Tengo en mi mesa de trabajo una foto de Jérôme Lejeune que dice: Una frase, sólo una frase guiará nuestra conducta, y será la misma palabra de Jesús: “Lo que hicisteis con uno de éstos, mis humildes hermanos, conmigo lo hicisteis”. La leo todos los días. Es un ejemplo permanente de aliento y de esperanza.
Jérôme Lejeune, Marthe Gautier y Raymond Turpin fueron los descubridores de la trisomía 21, la alteración cromosómica que produce el síndrome de Down, inaugurando así una nueva era de la genética humana (Lejeune et al. 1959, “Les chromosomes humains en culture de tissues”, Comptesrendus de l’Académie des Sciences, París, 284:602-603).
Jérôme fue un científico eminente, un médico excepcional, un valiente defensor de la vida y un hombre de profunda fe. Fuimos amigos. Jérôme Lejeune murió el 3 de abril de 1994. Era Pascua de Resurrección.
Contaré aquí cómo lo conocí, lo que pudimos hacer juntos y lo mucho que me enseñó. Nuestro primer encuentro se dio en Cambridge, Massachusetts en 1979.
Fue así:
En 1979 recibí una inesperada invitación del Vaticano para formar parte de la comitiva que enviaba el papa Juan Pablo II, recientemente electo, al Massachusetts Institute of Technology, MIT, para participar en el gran encuentro internacional del World Council of Churches, WCC (https://www.oikoumene.org/member-churches) con sede en Ginebra, que agrupa a más de 300 Iglesias cristianas de muy variadas denominaciones de todo el mundo. La Iglesia católica tiene observadores que colaboran con WCC. Fue para mí un regalo soñado. Imagino que se hizo realidad gracias a mi amistad con el padre Jorge Mejía, nuestro querido director de Criterio, quien entonces comenzaba su brillante trayectoria en Roma, primero en la Comisión de Justicia y Paz, luego como obispo y director de la Biblioteca del Vaticano, una de las más antiguas y prestigiosas del mundo, y finalmente como cardenal, junto a Jorge Bergoglio, a quien conocí el día de la creación de los nuevos cardenales en una ceremonia inolvidable en la plaza de San Pedro el 21 de febrero de 2001.Y aquí me permito un paréntesis. Con el cardenal Bergoglio regresamos en el mismo vuelo de Roma a Buenos Aires, donde tuvimos oportunidad de conocernos y conversar amigablemente. Y lo seguimos haciendo cuando nos encontramos, eventualmente, en Santa Marta, en el Vaticano.

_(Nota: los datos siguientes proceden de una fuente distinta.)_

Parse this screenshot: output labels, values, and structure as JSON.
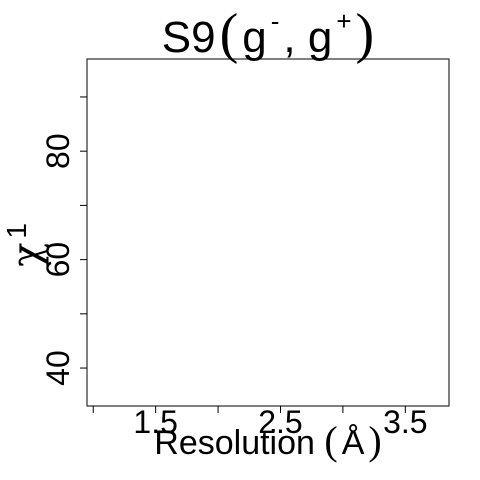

Pasé, pues, a integrar la comisión de la Iglesia católica en esta reunión ecuménica WCC, que estaba formada por científicos y teólogos. La conferencia era sobre Fe, Ciencia y el Futuro. Tuvo lugar en julio de 1979 y fue excepcional el desarrollo de este prolongado e intenso encuentro religioso en un instituto de ciencia y tecnología de enorme prestigio. Como decía Juan Pablo II: “La fe y la razón son como las dos alas con las cuales el espíritu humano se eleva hacia la contemplación de la verdad”. Las conferencias se desarrollaban en el inmenso y maravilloso domo del Kresge Auditorium, que había construido Eero Saarinen, un genio de la arquitectura. Allí encontré a Jérôme por primera vez. Me cautivó su forma de actuar y de hablar. Compartimos paseos inolvidables, muchos de ellos en bicicleta. De hecho, Jérôme se desplazaba frecuentemente en París en bicicleta, incluso para ir a su hospital.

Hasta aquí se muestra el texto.